For Energy Management Displays: Mandate vs. Choice


onzoimageWhen it comes to home energy management displays — devices and dashboards that will help you manage your energy consumption — what’s better: have utilities install these things alongside smart meter rollouts, or leave it up to customers to choose if they want one or not? That debate is raging in the UK right now, and a British power industry trade group that includes British Gas, EDF, and npower, called the Energy Retail Association (ERA), is currently lobbying the UK government to avoid having to install a £15 (about $25) energy display in homes as part of the mandate to install smart meters in every home by 2020.

It’s easy to brush aside the concerns of the utilities as not wanting to foot the bill for the extra gear for purely economic reasons. In addition, home energy displays will clearly play a crucial and valuable role in the smart grid. But I think the debate raises important questions about how consumers will actually want to access their energy data and if there is a one-size-fits-all solution. As the ERA told the Times, the companies want to “offer customers precisely the kind of display they would find most useful — whether this is with a display unit, via a web site, or even through a mobile phone application.”

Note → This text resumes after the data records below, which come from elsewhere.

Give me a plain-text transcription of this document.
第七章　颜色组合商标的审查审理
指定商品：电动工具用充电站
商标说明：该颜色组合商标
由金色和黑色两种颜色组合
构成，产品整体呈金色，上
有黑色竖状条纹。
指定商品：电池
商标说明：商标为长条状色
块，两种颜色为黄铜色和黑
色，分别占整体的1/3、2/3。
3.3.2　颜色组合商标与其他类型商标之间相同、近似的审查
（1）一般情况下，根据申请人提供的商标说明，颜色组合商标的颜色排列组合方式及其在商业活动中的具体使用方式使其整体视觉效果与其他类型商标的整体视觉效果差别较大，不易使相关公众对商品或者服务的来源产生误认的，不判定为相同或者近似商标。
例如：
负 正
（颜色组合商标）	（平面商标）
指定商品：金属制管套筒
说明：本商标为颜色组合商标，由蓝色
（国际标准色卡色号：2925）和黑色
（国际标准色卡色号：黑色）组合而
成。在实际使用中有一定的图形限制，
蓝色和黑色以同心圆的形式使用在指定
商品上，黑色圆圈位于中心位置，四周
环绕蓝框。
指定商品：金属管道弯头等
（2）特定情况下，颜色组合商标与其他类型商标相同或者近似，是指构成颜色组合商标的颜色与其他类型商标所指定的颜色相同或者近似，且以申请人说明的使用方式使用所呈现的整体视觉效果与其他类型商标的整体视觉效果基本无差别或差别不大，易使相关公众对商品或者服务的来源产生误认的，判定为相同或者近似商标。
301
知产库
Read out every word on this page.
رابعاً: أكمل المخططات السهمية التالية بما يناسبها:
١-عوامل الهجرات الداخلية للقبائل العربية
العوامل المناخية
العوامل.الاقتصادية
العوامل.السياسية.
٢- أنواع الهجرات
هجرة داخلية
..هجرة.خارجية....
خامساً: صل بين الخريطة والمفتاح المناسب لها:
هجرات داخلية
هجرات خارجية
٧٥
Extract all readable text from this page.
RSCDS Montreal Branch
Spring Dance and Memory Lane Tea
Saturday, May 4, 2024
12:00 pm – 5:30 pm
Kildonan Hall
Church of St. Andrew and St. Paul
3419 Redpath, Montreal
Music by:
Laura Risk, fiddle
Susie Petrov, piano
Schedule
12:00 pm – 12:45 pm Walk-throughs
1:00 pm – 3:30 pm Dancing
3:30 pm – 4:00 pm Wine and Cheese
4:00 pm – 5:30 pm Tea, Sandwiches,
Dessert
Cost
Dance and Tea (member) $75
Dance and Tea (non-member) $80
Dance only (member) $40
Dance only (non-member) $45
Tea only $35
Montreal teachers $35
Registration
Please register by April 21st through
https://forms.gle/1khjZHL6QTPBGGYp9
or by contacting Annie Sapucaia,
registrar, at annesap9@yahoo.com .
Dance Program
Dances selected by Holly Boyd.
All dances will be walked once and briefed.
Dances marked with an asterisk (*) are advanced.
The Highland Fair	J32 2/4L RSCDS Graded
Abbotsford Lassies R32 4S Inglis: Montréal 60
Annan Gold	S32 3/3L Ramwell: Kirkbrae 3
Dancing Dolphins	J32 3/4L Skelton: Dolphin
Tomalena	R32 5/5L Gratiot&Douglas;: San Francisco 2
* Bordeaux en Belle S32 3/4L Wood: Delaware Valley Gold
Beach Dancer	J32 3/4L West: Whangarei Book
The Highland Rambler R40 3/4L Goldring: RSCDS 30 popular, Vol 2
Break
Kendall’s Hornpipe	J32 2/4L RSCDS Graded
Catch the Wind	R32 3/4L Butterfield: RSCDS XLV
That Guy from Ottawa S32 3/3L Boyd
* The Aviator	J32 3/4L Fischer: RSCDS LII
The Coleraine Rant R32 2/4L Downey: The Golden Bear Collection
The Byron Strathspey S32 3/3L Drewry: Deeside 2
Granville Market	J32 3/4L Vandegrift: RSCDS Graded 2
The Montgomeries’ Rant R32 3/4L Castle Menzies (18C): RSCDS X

According to GigaOM Pro research from Clint Wheelock, it’s a mixed bag whether consumers are interested in an energy display at all, with about 50 percent saying they are very interested and 50 percent saying they are somewhat interested to not interested. Unfortunately, the market is just too new, and this issue will only truly be understood once smart meters are installed and consumers get used to interacting with the technology.

Of course, the companies that are selling energy displays support mandating the devices. Joel Hagan, the CEO of UK startup Onzo, said in an email that there “should certainly be an obligation on suppliers to provide information to consumers on their energy use (and) if you had to pick one channel to mandate, then it would be the energy display because of its effect (5 percent to 20 percent savings) and the fact that it can be deployed to everyone.”

So for the case of the ERA and the mandated energy display, I think the price of the device is low enough (not sure if the £15 includes an installation fee) that it would be beneficial for both the consumer and the utility. Each smart meter itself will cost several hundred dollars to install, so adding on a cheap component that can improve the use of the system, and help the utility and the consumer save money, would be very valuable. If the device being mandated was, say, £150, well, then that would be another story entirely.

Such a mandated device is also probably very simple (at that price point) so it leaves the possibility for consumers to upgrade to fancier devices and additional services, which could provide more revenue for the utility. While I ultimately believe choice is usually the best option for the consumer marketplace, these smart meters are already being mandated, so in this case automatically including a low-cost component that can make the technology much more effective is a good idea. What do you think?



Logistically, real-time monitoring is easier to achieve in the UK b/c their one main line is readily accessible (and easily monitored). In the US, we generally have two main lines and the only place you can access them is inside the breaker box.
For that reason, integration with smart meters is all the more important here in the US.

Peter Troast

Don’t forget the question of real time data vs 24 hours later. Utilities fundamentally don’t want people having real time access, or won’t invest in the infrastructure to enable it. To achieve true savings, and shift homeowner behavior, real time has to be the standard.

This issue, ultimately, is the achilles heel of utility sponsored energy management displays.